第4章 三男とオモチャ
チョロ松視点
今日は僕以外みんな外に出払っている。
そんな静かな松野家に、チャイムが鳴り響いた。
「は、はーいっ!」
少し緊張しながら玄関の引き戸を開けると、そこにいたのは!
「チョロ松くんっ。こんにちは!」
僕だけの僕だけによる僕だけのためのアイドル主ちゃん!!
「いらっしゃい…!あ、上がってよ!」
「ふふっ、お邪魔しまーす!」
主ちゃんがウチに遊びに来るのは今日が初である。
何度も会っているのに、未だに緊張している僕が可笑しかったのか、彼女はクスッと微笑んだ。
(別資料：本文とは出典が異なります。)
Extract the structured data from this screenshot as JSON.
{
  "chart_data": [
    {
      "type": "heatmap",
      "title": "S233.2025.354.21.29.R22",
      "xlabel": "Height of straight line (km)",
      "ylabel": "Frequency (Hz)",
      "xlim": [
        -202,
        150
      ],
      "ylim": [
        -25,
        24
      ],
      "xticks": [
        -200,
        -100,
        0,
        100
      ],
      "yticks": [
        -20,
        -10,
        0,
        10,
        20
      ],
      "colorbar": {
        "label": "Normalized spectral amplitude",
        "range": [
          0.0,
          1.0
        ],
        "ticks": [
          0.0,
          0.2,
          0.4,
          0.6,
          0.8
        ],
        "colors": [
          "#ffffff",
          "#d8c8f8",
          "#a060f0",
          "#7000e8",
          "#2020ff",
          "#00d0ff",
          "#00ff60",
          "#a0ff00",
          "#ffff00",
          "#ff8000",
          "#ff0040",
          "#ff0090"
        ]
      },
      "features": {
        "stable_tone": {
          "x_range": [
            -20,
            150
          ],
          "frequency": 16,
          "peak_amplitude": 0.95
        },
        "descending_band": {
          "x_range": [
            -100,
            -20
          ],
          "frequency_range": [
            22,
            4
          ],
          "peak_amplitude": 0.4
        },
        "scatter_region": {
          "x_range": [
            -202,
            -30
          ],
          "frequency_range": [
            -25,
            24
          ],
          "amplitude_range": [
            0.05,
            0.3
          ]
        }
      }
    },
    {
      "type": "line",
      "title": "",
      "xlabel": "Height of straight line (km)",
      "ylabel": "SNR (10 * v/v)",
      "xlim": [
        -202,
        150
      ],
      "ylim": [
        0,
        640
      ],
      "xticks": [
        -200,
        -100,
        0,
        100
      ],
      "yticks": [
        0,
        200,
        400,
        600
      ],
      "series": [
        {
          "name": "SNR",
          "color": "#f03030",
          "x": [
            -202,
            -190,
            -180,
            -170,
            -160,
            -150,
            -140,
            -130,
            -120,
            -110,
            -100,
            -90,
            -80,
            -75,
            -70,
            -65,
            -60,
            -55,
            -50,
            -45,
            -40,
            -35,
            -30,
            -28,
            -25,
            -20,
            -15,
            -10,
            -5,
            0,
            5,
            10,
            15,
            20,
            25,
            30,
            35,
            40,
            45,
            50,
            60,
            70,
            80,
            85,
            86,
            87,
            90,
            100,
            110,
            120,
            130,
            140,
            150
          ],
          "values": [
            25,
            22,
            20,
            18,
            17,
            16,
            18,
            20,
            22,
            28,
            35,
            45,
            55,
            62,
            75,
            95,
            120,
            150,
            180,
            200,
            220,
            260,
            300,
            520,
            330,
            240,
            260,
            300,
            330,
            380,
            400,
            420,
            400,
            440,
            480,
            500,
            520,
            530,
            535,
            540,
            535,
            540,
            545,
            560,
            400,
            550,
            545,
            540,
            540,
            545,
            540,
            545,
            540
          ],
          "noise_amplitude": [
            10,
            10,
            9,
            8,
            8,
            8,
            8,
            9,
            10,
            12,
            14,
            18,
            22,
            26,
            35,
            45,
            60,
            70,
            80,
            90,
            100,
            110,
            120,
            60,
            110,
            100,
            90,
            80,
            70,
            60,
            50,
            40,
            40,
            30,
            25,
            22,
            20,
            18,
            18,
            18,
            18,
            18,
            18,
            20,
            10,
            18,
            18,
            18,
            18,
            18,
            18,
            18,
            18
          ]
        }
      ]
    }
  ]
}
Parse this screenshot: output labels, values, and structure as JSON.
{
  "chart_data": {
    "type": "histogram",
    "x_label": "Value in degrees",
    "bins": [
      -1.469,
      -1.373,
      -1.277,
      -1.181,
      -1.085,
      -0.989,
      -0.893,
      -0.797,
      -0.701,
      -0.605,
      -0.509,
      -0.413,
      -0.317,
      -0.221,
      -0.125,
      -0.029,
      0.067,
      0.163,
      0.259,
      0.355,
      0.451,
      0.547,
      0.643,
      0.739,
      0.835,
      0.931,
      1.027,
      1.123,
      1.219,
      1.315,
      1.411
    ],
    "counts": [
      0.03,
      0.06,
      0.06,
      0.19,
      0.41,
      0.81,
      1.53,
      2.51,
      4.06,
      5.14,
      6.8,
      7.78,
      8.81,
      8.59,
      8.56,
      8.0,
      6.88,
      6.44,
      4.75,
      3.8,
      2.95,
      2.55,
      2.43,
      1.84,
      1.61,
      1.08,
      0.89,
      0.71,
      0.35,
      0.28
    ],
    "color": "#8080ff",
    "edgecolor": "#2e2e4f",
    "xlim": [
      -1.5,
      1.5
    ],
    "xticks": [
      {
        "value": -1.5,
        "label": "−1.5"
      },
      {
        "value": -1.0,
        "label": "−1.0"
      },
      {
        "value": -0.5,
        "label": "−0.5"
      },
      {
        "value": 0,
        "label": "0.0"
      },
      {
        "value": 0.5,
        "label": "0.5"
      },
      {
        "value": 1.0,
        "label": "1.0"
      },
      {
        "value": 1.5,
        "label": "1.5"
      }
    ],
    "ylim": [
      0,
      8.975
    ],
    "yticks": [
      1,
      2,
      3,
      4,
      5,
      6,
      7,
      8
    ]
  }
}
こう見えても、主ちゃんと出会う前はろくに女子と話せなかったんだ。
自分の成長は自分で褒めてあげることにしよう。
主ちゃんより先に階段を登り、僕は襖を開けた。
(よしっ…!無臭だよ…な?)
兄弟がいなくなったのを見計らい、僕は事前に部屋中をファブリーズで除菌しまくった。
普段野郎六人が過ごしているんだから、絶対臭い、野郎臭い!
そんな部屋に、大切な主ちゃんを案内する訳にはいかなかった。
「狭い部屋だけど、どうぞ!」
野郎臭がしないのを確認してから彼女を招き入れた。